Custom Settings in Salesforce

Salesforce.com introduced Custom Settings in Winter ’10 which allows you to store custom data sets and associate them on an org-wide, profile or user basis. Custom settings data is exposed in the application cache and do not count against SOQL limits when fetched. This data can then be used by formula fields, validation rules, Apex, and the SOAP API.

Custom Settings support only Checkbox, Currency, Date, Date/Time, Email, Number, Percent, Phone, Text, Text Area, and URL field types. You can’t create Formula and Picklist, as well as field types that define relationships to other objects, like Lookup and Master/Detail. You can’t create lookups from Custom Objects to Custom Settings either. No Page layouts, record types, validation rules, triggers and workflow rules can be used on Custom Settings.

There are two types of custom settings:

List Custom Settings: It provides a reusable set of static data that can be accessed across your organization. If you use a particular set of data frequently within your application, putting that data in a list custom setting streamlines access to it. Data in list settings does not vary with profile or user, but is available organization-wide.
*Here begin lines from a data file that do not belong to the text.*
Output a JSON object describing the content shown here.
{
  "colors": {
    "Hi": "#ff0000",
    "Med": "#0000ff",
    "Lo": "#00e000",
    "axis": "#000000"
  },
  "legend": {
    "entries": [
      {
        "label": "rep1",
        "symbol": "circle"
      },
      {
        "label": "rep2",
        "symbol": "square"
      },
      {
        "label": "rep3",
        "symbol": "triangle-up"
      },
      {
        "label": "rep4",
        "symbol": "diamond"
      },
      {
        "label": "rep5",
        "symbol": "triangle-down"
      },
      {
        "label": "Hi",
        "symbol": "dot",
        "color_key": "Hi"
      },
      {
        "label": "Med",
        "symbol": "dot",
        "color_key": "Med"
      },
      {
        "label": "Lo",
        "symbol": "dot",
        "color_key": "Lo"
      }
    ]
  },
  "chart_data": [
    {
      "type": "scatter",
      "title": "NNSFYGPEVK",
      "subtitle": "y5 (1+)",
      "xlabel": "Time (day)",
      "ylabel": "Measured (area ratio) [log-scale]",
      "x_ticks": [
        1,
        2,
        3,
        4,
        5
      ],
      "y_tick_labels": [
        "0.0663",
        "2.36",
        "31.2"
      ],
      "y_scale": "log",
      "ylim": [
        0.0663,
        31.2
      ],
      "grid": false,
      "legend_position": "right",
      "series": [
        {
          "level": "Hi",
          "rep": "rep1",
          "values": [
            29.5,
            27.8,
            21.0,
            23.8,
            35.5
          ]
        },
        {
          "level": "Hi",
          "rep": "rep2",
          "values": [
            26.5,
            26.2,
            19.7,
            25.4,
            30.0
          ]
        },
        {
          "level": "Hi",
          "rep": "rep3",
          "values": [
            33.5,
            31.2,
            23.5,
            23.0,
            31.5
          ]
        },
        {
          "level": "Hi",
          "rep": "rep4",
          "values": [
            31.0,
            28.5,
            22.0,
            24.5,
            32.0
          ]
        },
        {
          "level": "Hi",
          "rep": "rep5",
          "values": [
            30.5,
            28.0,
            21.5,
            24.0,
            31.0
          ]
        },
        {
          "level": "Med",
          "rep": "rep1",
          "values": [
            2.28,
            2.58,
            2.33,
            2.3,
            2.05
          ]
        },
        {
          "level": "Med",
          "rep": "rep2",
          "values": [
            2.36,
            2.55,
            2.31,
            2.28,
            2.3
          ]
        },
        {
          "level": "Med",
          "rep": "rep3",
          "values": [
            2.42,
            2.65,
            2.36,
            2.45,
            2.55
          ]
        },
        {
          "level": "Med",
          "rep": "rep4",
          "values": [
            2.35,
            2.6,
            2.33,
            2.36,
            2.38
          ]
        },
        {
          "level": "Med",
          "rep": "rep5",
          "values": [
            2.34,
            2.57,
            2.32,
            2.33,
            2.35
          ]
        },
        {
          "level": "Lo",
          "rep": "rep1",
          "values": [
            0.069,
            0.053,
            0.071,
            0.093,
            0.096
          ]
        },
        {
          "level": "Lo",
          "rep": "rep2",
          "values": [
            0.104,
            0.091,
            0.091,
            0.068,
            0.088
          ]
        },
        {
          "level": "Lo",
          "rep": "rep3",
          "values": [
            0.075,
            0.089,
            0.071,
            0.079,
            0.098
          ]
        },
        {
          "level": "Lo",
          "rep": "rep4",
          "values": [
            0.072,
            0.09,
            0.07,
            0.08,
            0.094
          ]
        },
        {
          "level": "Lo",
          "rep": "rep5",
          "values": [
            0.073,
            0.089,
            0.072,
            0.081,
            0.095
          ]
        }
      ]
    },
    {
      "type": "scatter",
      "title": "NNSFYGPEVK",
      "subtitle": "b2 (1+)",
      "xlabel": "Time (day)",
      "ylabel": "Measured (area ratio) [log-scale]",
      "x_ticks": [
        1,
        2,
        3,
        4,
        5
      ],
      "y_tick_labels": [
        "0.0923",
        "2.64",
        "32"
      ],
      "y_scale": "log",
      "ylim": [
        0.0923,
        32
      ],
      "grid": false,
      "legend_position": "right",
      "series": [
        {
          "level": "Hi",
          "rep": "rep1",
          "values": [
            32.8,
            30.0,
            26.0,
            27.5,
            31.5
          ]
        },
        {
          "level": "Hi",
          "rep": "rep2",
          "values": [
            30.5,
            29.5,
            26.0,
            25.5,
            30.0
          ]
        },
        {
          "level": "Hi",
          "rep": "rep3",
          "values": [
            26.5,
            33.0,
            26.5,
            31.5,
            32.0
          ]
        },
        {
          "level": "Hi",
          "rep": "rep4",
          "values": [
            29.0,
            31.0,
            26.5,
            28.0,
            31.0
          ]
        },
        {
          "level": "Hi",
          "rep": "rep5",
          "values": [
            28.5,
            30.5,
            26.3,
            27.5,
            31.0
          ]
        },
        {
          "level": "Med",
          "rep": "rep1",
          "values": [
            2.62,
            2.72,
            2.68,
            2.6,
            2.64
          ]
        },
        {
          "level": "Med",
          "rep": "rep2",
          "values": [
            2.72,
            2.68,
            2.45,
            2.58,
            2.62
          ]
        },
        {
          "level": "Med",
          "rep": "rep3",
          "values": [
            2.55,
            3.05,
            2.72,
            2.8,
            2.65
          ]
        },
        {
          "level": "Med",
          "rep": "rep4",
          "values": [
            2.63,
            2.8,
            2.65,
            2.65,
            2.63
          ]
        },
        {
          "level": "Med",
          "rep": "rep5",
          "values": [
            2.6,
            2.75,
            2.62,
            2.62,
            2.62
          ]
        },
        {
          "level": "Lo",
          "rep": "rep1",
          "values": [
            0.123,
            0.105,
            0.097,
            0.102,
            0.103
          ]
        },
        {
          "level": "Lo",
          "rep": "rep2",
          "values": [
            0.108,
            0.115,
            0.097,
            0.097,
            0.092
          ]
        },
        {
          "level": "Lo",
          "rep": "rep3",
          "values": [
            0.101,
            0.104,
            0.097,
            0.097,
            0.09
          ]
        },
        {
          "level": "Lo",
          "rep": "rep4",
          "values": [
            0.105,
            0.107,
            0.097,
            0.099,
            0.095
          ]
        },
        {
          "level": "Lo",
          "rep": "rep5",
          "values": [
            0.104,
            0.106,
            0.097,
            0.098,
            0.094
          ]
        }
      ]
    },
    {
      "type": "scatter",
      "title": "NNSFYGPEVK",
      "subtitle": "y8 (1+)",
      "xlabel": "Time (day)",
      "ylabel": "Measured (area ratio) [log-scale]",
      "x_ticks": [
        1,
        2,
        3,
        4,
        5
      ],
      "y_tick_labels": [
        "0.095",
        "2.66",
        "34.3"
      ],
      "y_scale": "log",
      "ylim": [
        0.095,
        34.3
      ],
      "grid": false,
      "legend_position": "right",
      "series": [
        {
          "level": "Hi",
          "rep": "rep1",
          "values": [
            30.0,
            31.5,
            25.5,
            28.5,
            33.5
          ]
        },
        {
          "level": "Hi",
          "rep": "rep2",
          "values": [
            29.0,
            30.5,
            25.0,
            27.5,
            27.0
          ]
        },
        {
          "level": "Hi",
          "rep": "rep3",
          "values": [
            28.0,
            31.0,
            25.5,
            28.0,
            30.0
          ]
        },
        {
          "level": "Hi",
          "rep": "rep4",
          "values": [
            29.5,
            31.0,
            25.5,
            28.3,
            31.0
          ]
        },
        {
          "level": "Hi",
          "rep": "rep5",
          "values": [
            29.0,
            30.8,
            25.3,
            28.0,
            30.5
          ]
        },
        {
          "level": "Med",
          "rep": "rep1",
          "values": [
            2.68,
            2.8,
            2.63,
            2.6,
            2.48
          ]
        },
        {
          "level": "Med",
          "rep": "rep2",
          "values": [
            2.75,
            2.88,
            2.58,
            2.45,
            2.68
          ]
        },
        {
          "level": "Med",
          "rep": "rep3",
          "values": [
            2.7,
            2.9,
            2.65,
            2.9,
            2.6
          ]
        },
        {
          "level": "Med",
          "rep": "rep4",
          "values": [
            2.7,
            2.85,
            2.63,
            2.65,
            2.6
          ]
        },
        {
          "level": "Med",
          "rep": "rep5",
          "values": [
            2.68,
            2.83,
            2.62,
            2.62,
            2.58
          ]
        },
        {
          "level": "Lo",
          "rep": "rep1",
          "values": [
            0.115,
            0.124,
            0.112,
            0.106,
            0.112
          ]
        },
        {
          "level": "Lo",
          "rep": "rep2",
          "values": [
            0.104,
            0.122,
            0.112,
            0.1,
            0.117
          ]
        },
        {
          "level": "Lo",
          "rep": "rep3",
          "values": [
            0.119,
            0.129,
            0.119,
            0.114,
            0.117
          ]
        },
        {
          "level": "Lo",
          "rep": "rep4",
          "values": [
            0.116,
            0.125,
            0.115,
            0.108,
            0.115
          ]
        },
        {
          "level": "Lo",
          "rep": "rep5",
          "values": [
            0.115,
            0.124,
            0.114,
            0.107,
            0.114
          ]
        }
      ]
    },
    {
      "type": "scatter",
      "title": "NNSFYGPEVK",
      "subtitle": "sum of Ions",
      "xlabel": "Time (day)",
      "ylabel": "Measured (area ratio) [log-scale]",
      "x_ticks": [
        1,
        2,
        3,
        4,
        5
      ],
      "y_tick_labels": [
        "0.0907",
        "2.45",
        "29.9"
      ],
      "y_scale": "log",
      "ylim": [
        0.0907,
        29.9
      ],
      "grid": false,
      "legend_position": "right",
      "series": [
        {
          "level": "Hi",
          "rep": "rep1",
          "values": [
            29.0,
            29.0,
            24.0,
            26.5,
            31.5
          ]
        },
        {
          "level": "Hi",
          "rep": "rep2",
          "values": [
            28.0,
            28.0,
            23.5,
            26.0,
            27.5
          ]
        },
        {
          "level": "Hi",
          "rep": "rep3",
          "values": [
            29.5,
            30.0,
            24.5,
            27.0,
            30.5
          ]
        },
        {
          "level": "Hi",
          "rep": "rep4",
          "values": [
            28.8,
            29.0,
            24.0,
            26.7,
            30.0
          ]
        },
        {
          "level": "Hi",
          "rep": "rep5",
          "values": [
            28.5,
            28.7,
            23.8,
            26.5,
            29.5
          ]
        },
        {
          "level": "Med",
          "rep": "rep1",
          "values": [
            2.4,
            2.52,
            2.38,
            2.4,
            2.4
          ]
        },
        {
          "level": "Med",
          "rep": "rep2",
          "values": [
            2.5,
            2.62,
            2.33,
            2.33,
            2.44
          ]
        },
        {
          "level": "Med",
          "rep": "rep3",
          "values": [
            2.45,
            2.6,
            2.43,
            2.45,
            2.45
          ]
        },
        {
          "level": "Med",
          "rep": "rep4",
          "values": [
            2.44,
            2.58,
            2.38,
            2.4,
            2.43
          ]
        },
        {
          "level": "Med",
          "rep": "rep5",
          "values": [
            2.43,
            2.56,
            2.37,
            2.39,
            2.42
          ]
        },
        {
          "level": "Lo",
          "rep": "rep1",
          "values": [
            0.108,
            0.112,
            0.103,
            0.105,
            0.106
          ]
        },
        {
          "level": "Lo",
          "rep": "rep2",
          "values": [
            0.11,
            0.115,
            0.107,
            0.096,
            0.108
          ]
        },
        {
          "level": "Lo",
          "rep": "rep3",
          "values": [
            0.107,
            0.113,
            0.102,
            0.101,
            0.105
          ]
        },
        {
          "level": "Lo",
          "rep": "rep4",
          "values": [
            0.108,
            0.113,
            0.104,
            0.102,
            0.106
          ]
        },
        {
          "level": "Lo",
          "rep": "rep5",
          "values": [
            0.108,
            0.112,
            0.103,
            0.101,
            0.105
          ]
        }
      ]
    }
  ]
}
Hierarchy Custom Settings: Hierarchical Custom Settings are defined once and can hold a unique set of values for the Organization, each Profile or each individual User. Salesforce automatically grabs the lowest level of setting for the running user when a getInstance() call is made, or when accessed in a configuration such as a Validation Rule, Workflow or Formula Field. Only Hierarchical settings can be accessed declaratively whereas List settings are for Apex/Visualforce only.

Limitation of Custom Setting:

  • Maximum total data of 10 MB, but if you have less than 10 license users, multiply 1 MB with number of users.
  • 300 fields per custom setting..
  • Can’t share a custom setting record.
  • No owner assigned for each custom setting record.
  • Each custom setting counts against the total number of custom objects available for your organization.

Note: If you include custom settings in your distributed package you’ll need to build in some scripts which populate the settings with data after the package has been installed.